Photo by Karl McWherter
Next to the Hooters, Rugby Road may be the most quintessentially Main Line band out there. Celebrating 27 years with the new four-song EP, III, the band is the surprisingly resilient product of some fairly legendary Villanova University parties held at a certain house on Bryn Mawr’s Rugby Road. “After a lot of nights playing late at that place, we ventured out to local bars and clubs,” says keyboardist Ken Kearns, who founded the group in 1990 with guitarist Derek Smith and drummer Rich Pruett. “No matter what we tried to call ourselves, people called us the Rugby Road Band, so we rolled with it.”

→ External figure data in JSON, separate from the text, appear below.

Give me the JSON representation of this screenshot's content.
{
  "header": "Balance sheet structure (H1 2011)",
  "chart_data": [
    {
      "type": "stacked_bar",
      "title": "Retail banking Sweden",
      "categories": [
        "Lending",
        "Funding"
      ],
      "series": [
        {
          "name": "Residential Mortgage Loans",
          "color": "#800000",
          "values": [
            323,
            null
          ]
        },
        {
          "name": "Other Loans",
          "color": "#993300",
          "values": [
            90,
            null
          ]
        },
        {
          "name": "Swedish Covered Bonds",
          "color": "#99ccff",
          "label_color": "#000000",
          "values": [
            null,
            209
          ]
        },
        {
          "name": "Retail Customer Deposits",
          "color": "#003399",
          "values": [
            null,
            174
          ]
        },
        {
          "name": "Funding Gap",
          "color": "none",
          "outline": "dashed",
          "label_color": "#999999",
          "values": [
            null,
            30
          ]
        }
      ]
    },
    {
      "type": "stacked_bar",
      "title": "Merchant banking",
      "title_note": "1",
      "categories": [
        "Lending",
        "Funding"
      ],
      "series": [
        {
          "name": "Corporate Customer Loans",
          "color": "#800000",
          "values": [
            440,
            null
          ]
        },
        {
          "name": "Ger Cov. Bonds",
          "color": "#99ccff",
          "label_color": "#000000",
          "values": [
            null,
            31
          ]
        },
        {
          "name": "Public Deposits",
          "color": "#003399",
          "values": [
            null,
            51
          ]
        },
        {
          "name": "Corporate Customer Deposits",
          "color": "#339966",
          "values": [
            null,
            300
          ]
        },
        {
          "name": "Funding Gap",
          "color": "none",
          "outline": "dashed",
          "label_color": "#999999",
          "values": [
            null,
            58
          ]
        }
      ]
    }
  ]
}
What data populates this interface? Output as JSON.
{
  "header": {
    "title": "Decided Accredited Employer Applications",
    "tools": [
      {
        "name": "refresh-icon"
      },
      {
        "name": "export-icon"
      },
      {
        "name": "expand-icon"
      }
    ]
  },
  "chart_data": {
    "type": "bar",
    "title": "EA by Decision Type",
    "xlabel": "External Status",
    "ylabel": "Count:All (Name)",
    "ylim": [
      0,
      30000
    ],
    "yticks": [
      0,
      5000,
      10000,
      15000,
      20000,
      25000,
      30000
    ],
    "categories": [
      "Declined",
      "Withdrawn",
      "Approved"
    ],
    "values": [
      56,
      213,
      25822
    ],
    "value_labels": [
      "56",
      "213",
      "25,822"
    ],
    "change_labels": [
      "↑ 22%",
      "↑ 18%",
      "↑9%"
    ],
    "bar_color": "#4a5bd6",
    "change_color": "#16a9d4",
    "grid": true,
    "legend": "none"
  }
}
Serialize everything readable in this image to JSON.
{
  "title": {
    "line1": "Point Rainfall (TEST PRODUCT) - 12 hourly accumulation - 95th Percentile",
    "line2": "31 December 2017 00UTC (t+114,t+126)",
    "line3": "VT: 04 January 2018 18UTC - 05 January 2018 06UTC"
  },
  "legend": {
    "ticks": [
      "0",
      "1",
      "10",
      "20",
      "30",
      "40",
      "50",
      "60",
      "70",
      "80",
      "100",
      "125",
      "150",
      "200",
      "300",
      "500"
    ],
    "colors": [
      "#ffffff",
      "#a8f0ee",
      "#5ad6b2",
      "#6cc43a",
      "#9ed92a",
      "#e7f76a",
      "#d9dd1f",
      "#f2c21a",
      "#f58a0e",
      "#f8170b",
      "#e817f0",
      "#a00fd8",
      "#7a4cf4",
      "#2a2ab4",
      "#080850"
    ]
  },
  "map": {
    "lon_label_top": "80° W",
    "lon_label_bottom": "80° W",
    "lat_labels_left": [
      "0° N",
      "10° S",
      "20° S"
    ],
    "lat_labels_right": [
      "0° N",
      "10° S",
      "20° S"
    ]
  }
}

And roll with it they did—at the 23 East, Berwyn Tavern, John Barleycorn’s Pub, Smokey Joe’s, Grape Street Pub and other watering holes you may or may not remember. All the while, they collected an enthusiastic and loyal following. “In our senior year at Villanova, we were playing three or four nights a week in the area,” Kearns recalls. “All that playing tightened up the band quickly. It also molded a sound that worked its way into our original material.”
Rugby Road’s expansive, increasingly accomplished sound earned them better gigs in New York City, along with opening slots in Philly for national acts like Rusted Root and the Allman Brothers. “We’ve never really considered ourselves a jam band, but we do like to stretch things out in our own way. Quite honestly, I think we benefited from the fact that there just isn’t that much original music in the suburbs—and that we’ve stuck to our formula,” says Kearns. “We also all have full-time jobs and families, but we knew we could keep doing this—without killing each other—if we did it on our time.”
Rugby Road recorded III at producer Derek Chafin’s BarnSound studio in Media. “Are some of the songs long? Yes. But that’s what we do,” says Kearns, noting that the band opted to call this release “Side 1.” “I’m not sure if there’s a Side 2 coming, but the door will stay open.”